Но это не Алебастровый Зал, и, боги великие, что это за страшная груда лежит возле изножья ложа, на котором, я кажется, спал, — что-то зловеще напоминающее человека, завернутое в белую окровавленную ткань?
С пронзительным воплем я прыгнул на эту груду, как лев, и изо всех сил нанес по ней удар. Под его тяжестью груда перевернулась на бок. Обезумев от ужаса, я сорвал белую ткань: согнутый пополам, с коленями, подтянутыми к отвисшей челюсти, лежал голый труп мужчины, и труп этот был начальник стражи римлянин Павел. Он лежал передо мной, и в сердце у него был кинжал, — мой кинжал, с золотой рукояткой в виде сфинкса! — а лезвие прижимало к его могучей груди кусок папируса, на котором было что-то написано латинскими буквами. Я наклонился и прочел:
HARMACHIDI * SALVERS * EGO * SUM * QUEM
SUBDERE * MORAS * PAULUS * ROMANUS
DISCE * HINC * QUID * PRODERE * PROSIT.
«Приветствую тебя, Гармахис! Я был тот самый римлянин Павел, которого ты подкупил. Узнай, какая жалкая судьба ждет предателей!»
На меня нахлынула дурнота, я, шатаясь, стал пятиться от трупа, который был весь в пятнах запекшейся крови. Я пятился, шатаясь, пока не наткнулся на стенку, и замер возле нее, а за окном пели птицы, весело приветствуя день. Стало быть, это был не сон, и я погиб, погиб, погиб!

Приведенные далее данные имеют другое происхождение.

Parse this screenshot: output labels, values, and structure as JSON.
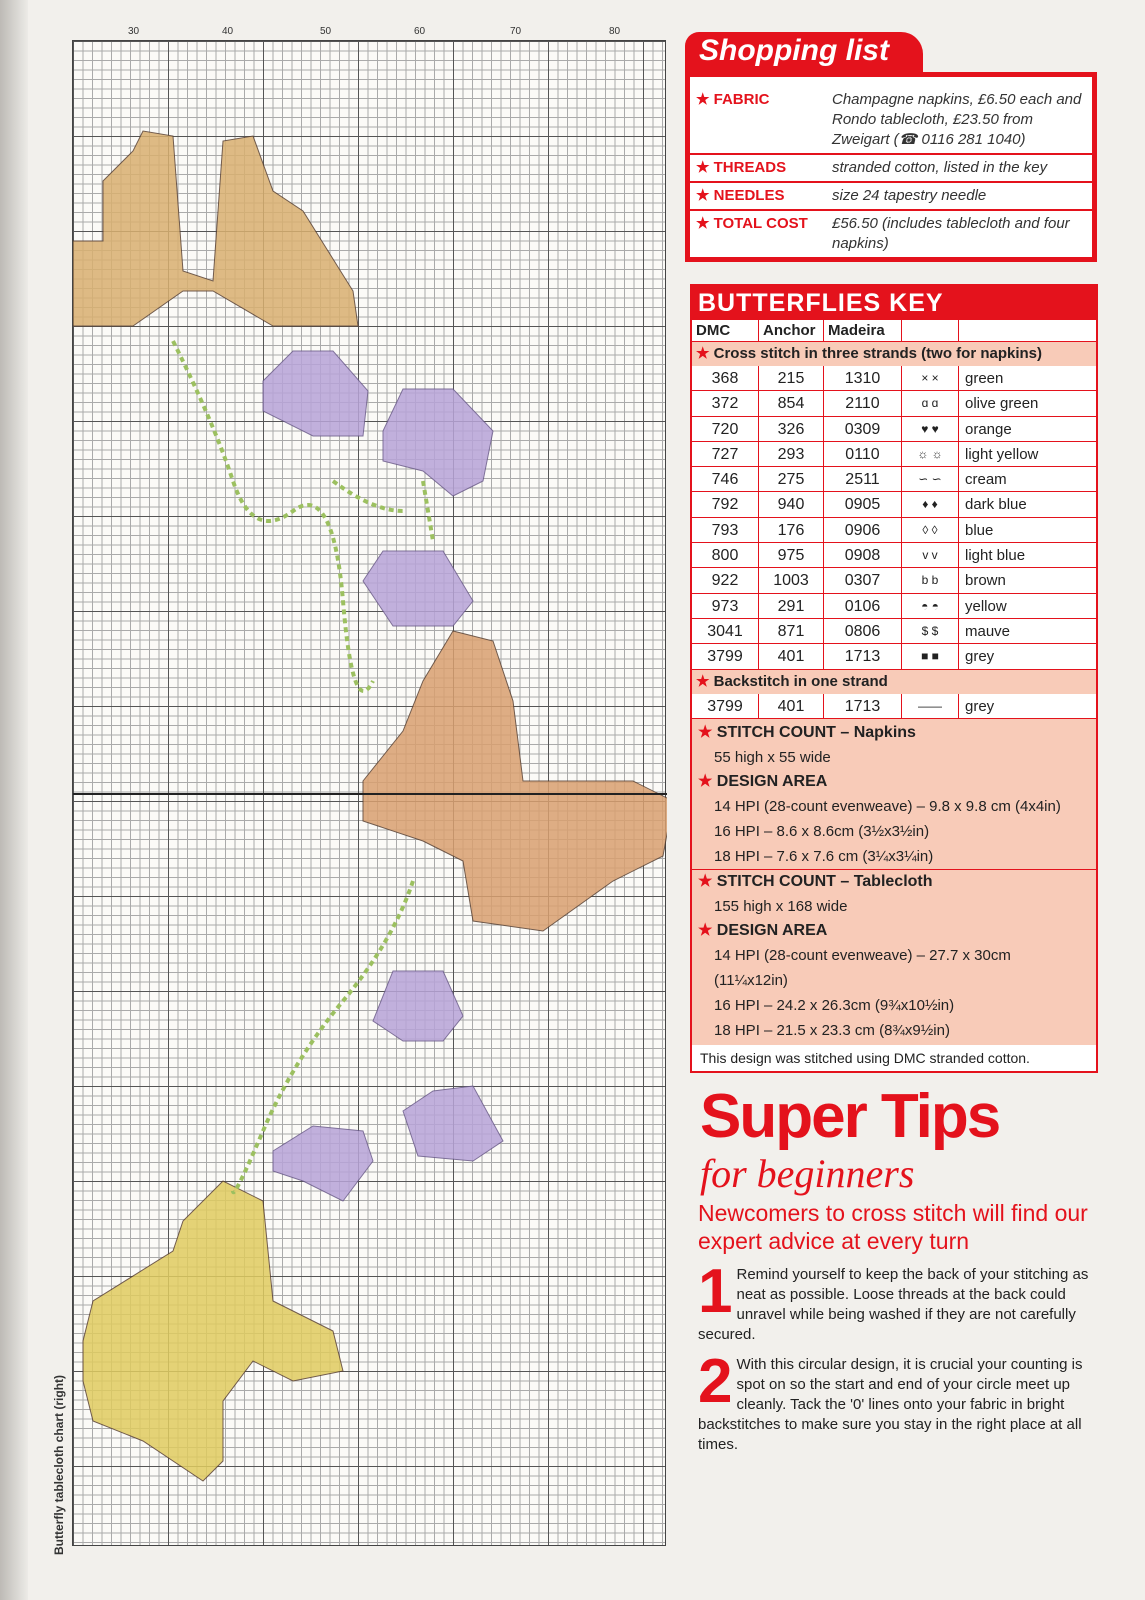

Я подумал о моем старом отце Аменемхете. Но тут же меня пронзил страх, что он умрет, когда узнает, что сын его покрыл себя позором и погубил его надежды. Подумал о преданном отчизне жреце, моем любимом дяде Сепа, который всю долгую нынешнюю ночь ждал сигнала, но так и не дождался! И сердце мое опять сжалось: что будет с ним и со всеми нашими сторонниками? Ведь я оказался не единственным предателем — меня тоже кто-то предал. Кто это был? Быть может, мертвый Павел. Однако, если предал Павел, он ничего не знал о заговорщиках, которые трудились со мною заодно! Но тайные списки были у меня на груди, в моей одежде… О Осирис, они исчезли! Всех, кто жаждал возрождения Египта, ждет судьба Павла. Эта мысль поразила меня, как удар. Я медленно сполз на пол, чувствуя, что теряю сознание.
Когда я очнулся, то по теням догадался, что уже полдень. Я кое-как поднялся; труп Павла лежал на том же месте, как бы неся свою зловещую вахту. Я в отчаянии бросился к двери. Она была заперта, снаружи раздавались тяжелые шаги стражей. Они спросили у кого-то пароль, потом я услышал, как стукнули о пол древки копий. Запоры отомкнули, дверь открылась, и в комнату вошла сияющая, в парадном царском одеянии, победительная Клеопатра. Вошла одна, и дверь за ней закрылась. Я стоял как громом пораженный, а она легким шагом приблизилась ко мне и встала рядом.